A separate, irregular mineral-dense, poorly defined structure was identified adjacent to the apex of the urinary bladder. This structure was surrounded by a soft tissue dense linear band connecting the apex of the urinary bladder to the ventral abdominal wall.

These findings were most consistent with cystitis, cystolithiasis and persistent urachal remnant and/or vesicourachal diverticulum. No cause for the neurological episode was identified.

The patient was taken to surgery a few days later. Following premedication with methadone and midazolam, anaesthesia was induced with isoflurane in oxygen. Lateral and dorsoventral abdominal radiographs revealed a small area of radiopaque material within the ventral bladder, but no defined uroliths.
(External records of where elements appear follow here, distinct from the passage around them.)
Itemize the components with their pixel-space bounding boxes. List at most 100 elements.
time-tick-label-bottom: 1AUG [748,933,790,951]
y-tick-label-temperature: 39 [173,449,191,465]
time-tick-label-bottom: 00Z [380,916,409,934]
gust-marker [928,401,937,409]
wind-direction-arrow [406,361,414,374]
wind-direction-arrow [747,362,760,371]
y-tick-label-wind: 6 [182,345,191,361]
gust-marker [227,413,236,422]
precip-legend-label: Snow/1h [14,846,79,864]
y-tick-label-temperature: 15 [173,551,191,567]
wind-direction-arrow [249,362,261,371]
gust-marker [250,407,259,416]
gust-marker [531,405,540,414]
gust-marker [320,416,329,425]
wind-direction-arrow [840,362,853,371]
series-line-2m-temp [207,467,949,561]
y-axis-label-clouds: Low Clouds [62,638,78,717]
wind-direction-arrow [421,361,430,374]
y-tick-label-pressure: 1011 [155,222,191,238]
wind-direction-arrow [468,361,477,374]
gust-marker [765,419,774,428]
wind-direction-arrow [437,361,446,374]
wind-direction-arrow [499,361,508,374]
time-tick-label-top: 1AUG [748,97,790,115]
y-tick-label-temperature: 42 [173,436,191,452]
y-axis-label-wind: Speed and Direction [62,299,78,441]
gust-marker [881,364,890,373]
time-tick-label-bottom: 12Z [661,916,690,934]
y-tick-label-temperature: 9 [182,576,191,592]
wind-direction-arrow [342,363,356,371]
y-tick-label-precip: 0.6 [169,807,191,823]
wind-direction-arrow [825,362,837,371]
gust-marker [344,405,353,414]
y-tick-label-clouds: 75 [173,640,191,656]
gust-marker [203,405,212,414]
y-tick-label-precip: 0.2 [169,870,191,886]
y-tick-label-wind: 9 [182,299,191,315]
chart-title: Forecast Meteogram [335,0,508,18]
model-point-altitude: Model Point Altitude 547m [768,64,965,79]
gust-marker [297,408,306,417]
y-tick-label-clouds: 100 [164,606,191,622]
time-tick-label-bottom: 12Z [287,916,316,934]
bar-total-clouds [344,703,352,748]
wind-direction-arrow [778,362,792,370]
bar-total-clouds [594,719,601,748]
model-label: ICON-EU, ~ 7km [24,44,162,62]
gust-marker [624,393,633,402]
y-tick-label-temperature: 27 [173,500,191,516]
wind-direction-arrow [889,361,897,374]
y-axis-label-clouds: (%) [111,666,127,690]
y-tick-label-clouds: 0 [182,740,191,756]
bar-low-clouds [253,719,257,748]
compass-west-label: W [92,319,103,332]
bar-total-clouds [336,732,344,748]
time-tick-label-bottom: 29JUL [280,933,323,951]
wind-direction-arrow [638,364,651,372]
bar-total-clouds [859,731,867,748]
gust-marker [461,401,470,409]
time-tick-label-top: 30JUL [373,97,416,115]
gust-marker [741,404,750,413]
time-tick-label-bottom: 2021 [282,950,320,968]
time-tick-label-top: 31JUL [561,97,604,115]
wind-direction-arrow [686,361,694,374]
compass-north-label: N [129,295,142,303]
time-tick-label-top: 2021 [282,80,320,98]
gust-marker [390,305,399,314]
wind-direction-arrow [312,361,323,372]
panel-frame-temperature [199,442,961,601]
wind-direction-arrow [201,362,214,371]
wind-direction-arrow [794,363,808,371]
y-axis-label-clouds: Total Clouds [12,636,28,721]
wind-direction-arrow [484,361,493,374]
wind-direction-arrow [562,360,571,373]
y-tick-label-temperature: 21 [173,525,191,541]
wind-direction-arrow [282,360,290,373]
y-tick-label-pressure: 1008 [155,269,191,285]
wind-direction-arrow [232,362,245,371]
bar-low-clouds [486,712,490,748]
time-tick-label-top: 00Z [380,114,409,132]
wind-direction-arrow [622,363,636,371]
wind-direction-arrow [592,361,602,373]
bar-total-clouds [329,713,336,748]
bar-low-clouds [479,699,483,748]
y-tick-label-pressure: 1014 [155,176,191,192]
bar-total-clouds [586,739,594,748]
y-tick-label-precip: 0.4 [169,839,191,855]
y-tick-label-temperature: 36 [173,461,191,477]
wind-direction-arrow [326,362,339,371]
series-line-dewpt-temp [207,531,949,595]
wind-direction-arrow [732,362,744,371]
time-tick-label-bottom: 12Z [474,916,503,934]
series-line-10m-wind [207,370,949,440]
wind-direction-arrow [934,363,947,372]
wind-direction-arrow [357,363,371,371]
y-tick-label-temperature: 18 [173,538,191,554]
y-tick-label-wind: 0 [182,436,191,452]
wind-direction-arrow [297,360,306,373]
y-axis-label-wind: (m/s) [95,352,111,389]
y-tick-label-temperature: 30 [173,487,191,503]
Lidocaine and bupivacaine were used to perform an incisional block, and subcutaneous Hartmann’s with hyaluronidase was administered as intravenous access was unsuccessful. A ventral midline coeliotomy was performed. Multiple adhesions were found between the bladder and abdominal wall.

A thickened tubular structure was found extending from the bladder towards the umbilicus, consistent with a persistent urachus. This was dissected from other tissues, excised with a small portion of bladder wall and submitted for histological evaluation.

A 1 × 1 cm partially mineralised haematoma was found within the bladder lumen, consistent in size and position with the structure seen on the radiographs. The histology samples were consistent with a persistent urachal remnant.

The patient made a good recovery from the procedure and was discharged three days later with oral meloxicam and gabapentin, and a 10-day course of trimethoprim sulfamethoxazole. She was weaned off pain medications in the weeks following surgery. No relapse of clinical signs was noted at nine months after surgery.